To do this, you will need to review the business’s historical financial data, including income statements and balance sheets.
You also need to analyse market data and trends to estimate the business’s future income.
Factors that can have a direct influence on the cashflow forecast include seasonality – whether the business experiences higher sales volumes during specific periods, as well as possible variable expenses that may arise, such as equipment repair and maintenance.
These two steps will give you, as a business owner, a clear indication of where your business is, and where it’s going, making it easier to make decisions based on factual information.
Gathering the information needed to review aspects of your business such as your cash flow, is something anyone can do, regardless of their level or experience or financial acumen.

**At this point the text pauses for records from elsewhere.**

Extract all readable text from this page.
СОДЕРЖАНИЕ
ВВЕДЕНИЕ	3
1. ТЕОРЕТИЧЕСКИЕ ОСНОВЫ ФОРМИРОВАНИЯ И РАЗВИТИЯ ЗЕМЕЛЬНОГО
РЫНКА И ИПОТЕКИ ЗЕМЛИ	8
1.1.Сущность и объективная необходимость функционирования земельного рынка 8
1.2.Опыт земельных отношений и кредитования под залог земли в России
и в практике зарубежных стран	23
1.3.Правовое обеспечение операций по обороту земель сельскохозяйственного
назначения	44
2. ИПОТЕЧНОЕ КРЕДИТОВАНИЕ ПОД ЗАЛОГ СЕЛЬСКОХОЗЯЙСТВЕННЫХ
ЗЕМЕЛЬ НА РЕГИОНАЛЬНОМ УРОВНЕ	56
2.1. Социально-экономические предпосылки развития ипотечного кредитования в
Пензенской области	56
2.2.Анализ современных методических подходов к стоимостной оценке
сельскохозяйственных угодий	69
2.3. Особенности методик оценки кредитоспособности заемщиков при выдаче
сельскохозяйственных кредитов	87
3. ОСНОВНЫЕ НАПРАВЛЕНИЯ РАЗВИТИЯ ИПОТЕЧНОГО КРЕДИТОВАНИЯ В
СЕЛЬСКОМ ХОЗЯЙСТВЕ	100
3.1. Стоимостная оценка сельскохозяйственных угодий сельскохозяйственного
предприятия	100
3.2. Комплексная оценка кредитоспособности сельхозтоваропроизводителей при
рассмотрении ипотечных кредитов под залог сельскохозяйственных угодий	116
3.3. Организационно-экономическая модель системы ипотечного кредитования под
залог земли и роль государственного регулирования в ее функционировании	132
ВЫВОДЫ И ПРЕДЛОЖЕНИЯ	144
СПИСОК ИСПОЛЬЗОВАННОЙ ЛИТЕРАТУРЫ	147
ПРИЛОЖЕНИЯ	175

Analysing the data and understanding what changes may mean for the future of the business, however, may require help from a professional.
A business development specialist, for example, will be able to take a holistic view of a business, considering not only financial aspects but also operational, marketing and governance factors too.
Consultants can also play a key role in helping small businesses understand the risk they face and how to mitigate any threats to business continuity. Every financial decision comes with a measure of risk, which needs to be carefully weighed up against the potential for reward.
Gaining an outsider expert’s opinion will give you, as a business owner, a sounding board for your ideas and help you to identify any potential pitfalls and blind spots that stand in the way of growth.
Considering the right information is essential for maintaining the financial health of your business. Just like we, as humans, need to go for annual medical check-ups to detect any possible health issues early and minimise them, you, as a business owner need to consistently review the financial health of your business and understand the current state of your finances and what needs to be done to achieve all your financial goals.
Using a financial expert or mentor to assist you with the financial reviews and analysis will help when it comes to doing accurate financial forecasting, cash flow planning, investment planning, and any other financial need that might require deeper analysis and understanding.